2. Realistically determine loan amount, monthly installment and term
For the loan amount is recommended: better a little more than too little. So you avoid having to take a second loan in case of doubt. Again, the monthly rate is realistic instead of blue-eyed. After deduction of all running costs of the remaining money per month, a maximum of 40 percent should be used for the loan repayment. Accordingly, the correct running time can be selected.

3. Choose the correct loan type
For certain uses such as the purchase of a car, there are special loans. These are often cheaper than traditional installment loans, where the intended use can be chosen freely.

4. Accept credit together with another person
Those who take credit together with another person can benefit from a better credit rating and lower interest rates. Because in such a case, the entire income of both credit applicants is taken into account. But beware: A negative Schufa entry in one of the applicants usually has a negative impact on the joint loan. It, therefore, makes sense to check the creditworthiness of all borrowers in advance of the loan application.

A second borrower in the application is interesting for all those consumers who are dealing with a fluctuating revenue situation and thus can offer the bank a lower payment security. This is the case, for example, with freelancers and entrepreneurs. In addition, career starters and retirees who can offer only a small amount of collateral without a second person to the bank also benefit.

5. Obtain and compare loan offers
The more offers from the branch and online banks are obtained and compared, the better. It is important that all bids contain the same information about the loan amount, purpose and borrower. When comparing online loans, different credit comparison portals such as help. Their bids should be compared with those of the branch banks in terms of total cost, APR, duration, and any extra costs.

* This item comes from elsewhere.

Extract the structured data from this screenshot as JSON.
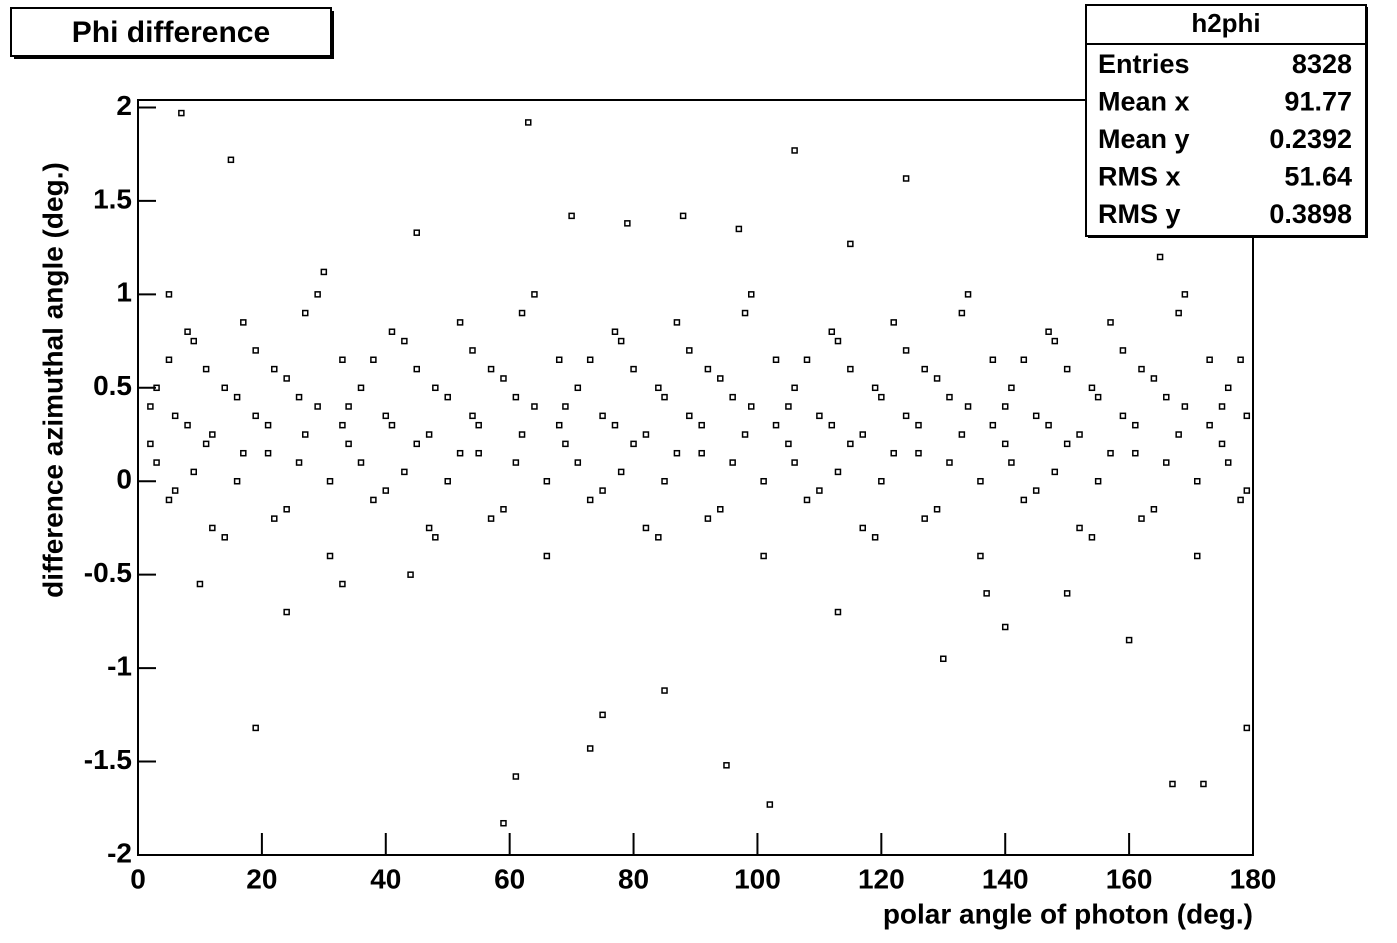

6. Check contract terms and conditions
Sometimes the credit agreement hides unnecessary additional offers that make the credit more expensive. It is therefore always advisable to check whether, for example, a frequently expensive and unnecessary residual debt insurance must be completed- get redirected here In addition, it should be clarified whether rate changes are possible free of charge and what are the costs of early loan repayment.